Screw Referential Integrity

After a late night fixing problems caused by a number of things (all boiling down to binary incompatibility issues) I'm wondering why we bother with 30 odd years of database theory. What's the point?

Database theory, with fourth normal form and referential integrity, two phase commits, transactions and isolation levels aren't for everyone. For many applications (like photo sites, blogs and so on), these don't matter. For other (like your bank account) they apparently do. But I'm not in the banking business, and the same goes for a lot of other people, working on applications that today rely on a relational database for their storage needs. Developments such as map reduce, BigTable challenge the notion that you _must_ have a relational database in order to do serious work.

This post started out as a rant against binary formats. There's a myth out there that binary stuff is so much better than text based, self descriptive, redundant formats. And I so much disagree. I spent the night upgrading (trying to upgrade) from PostgreSQL 7.4 to 8, and then migrating the entire shebang from PostgreSQL to MySQL in order to get things working. Client code was of course to blame too, but only because JDBC drivers don't all speak the same dialect of SQL. What did work was the text file dump of all the data in the old postgres. It was a load of INSERT statements, and (with few extremely simple changes (s/"language"/language/)) it worked like a charm.

I started thinking about why the database is there in the first place.

Can anyone make a relational database that scales to internet proportions? I think not. At least if you're an average nerd. Perhaps if you're a computer scientist and you have 10 or so years theorizing about what comes after fourth normal then you might find a way that can handle referential integrity when you're talking millions of servers. But I doubt it.

Why do none of the really successful (internet scale) application technologies out there use or even consider relational integrity? DNS? NNTP? SMTP? SNMP? IMAP? POP? Or even (dare I say) the web itself? Wouldn't it be cool if we could have started over and the Internet as we know it were built by die hard RDBMS fans. No.

If it had been, the DNS root servers (RDBMS of course) might have contained records with foreign keys to all the top level domain servers (also RDBMS), and oh, that means that they also would live in the same database. Oh, so that means we'd have one extremely obese database that held all of our DNS records. How convenient. Oh, it's overloaded? I'll just wait, then.

If it had been, then you wouldn't be able to insert <a href>s so easily, since you would have to add a row in some table which was a foreign key to the target of the anchor. "Oh, I can't delete this web page because who is linking to us?"

Transactional integrity, atomicity are extremely useful at a very fine grained level. Like the balance of my bank account. If someone wants to transfer funds from one account to another, it better be atomic. But does that mean that every operation you will ever perform on all of your data have to be atomic? No! Can you "fix" a money transfer gone awry? Often not. Can you "fix" your e-mail address that had a typo? Yes! Can you "fix" that blog post that included an image that failed the upload? Yes!
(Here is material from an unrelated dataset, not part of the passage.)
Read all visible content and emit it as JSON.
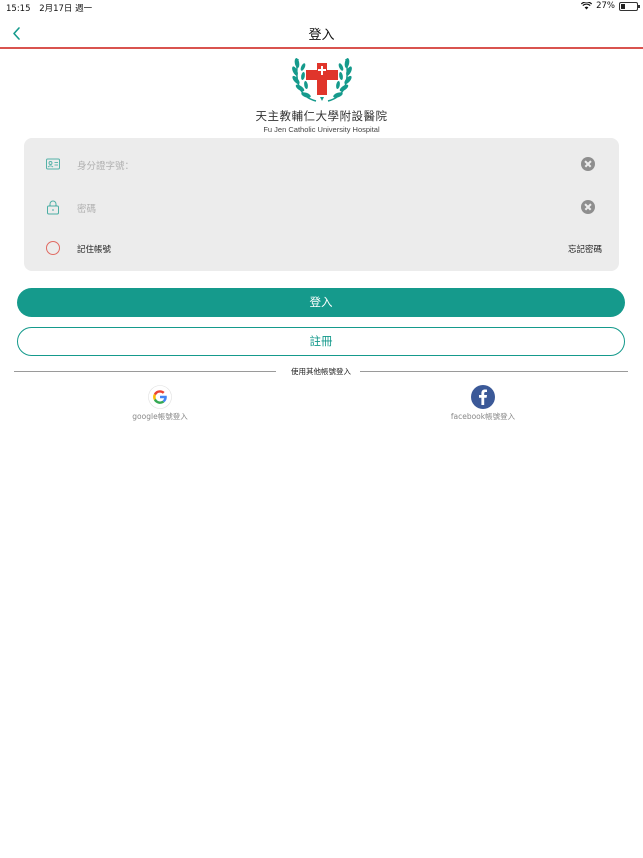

Do bad things happen? Yes. Let's just assume they do and not pretend that we can theorize ourselves out of them.

What does all this have to do with text based formats? Well imagine again that the Internet was a huge relational database. I'm sure glad I won't be taking the database offline to perform the upgrade script when the database vendor decided to earn some more cash by releasing a new version of the "I am god" database.

#